6:10-6:20 p.m. 68 volunteers! They’re briefed on the mission, and with the help of the Enforcers are divided into four groups: 1) a group of 15 for the farther full block; 2) a group of 10 for the half block by the hotel 3) Everyone Else, who will compose the “bucket brigade” on the closest full block; 4) three extra people are selected to take part in the hotel itself. P&S decide that Molly will be the last person at the end of the chain, who will bring the water to Wil, standing at the elevator.
Each group will be lead by one or two Enforcers acting as “block captains”. Several other Enforcers will stay in Bandland to help with crowd control.
6:21-6:30 p.m. – bucket brigade volunteers walk out of the Convention Center and begin taking up position on the nearest full block, across the street. First and last water carriers are identified and are given instructions, such as to not get hit by any moving vehicles as they cross the street.
6:30-6:37 p.m. – group of 15 takes up position on the next full block.
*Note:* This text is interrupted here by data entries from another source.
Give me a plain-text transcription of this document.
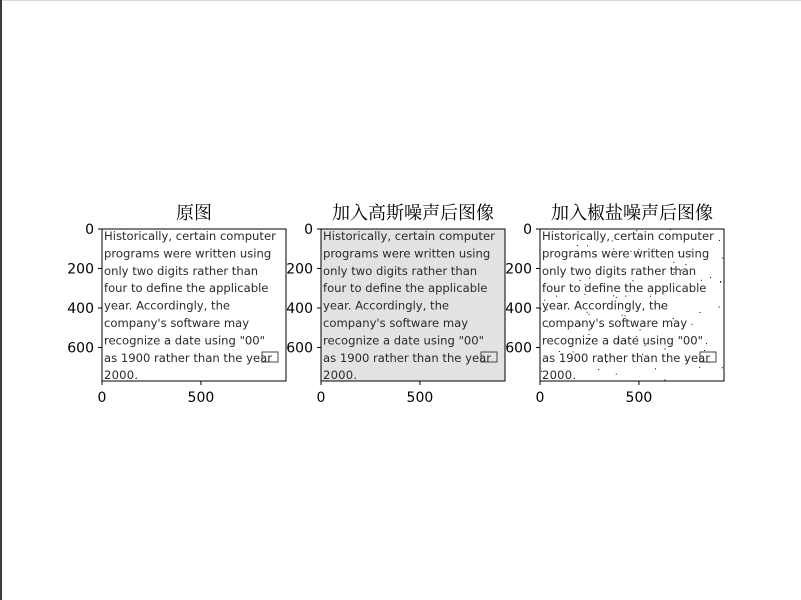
Historically, certain computer
programs were written using
only two digits rather than
four to define the applicable
year. Accordingly, the
company's software may
recognize a date using "00"
as 1900 rather than the year
2000.
原图
0	500
0
200
400
600
Historically, certain computer
programs were written using
only two digits rather than
four to define the applicable
year. Accordingly, the
company's software may
recognize a date using "00"
as 1900 rather than the year
2000.
加入高斯噪声后图像
0	500
0
200
400
600
Historically, certain computer
programs were written using
only two digits rather than
four to define the applicable
year. Accordingly, the
company's software may
recognize a date using "00"
as 1900 rather than the year
2000.
加入椒盐噪声后图像
0	500
0
200
400
600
Ditto on instructions to the first and last water carriers. In the meantime, Wil, Jonathan and Frontalot plan and choreograph their “business” back in Bandland.
6:37-6:47 p.m. – group of 10 and hotel cadre take up positions.
6:45-6:57 p.m. – Storm, Greg, and one volunteer (the first to commit to the video, even before it was tweeted) work out a plan and run through the opening of the video. Light is fading fast. P&S talk to make sure everything is ready on both ends. It is.
6:58 p.m. – The Twitter signal is sent! Greg follows the water bottle with the camera, and Storm walks directly behind Greg the entire time (yes, including in the elevators. hubba-hubba!)
7:09 p.m. – The water reaches Paul, completing the main shoot.
7:10-7:17 p.m. – Two short pickups of the Bandland shenanigans are filmed, due to unforeseen difficulties with innocent bystanders.
LATER…Greg completes editing on Wednesday, September 8, speeding the action up in spots to make it short enough that people will be willing to watch it all the way through. (The original unedited video is over 9 minutes long) P&S compose music to fit the completed video on September 9. Video is posted on Friday, September 10.
And that’s how a bill becomes a law.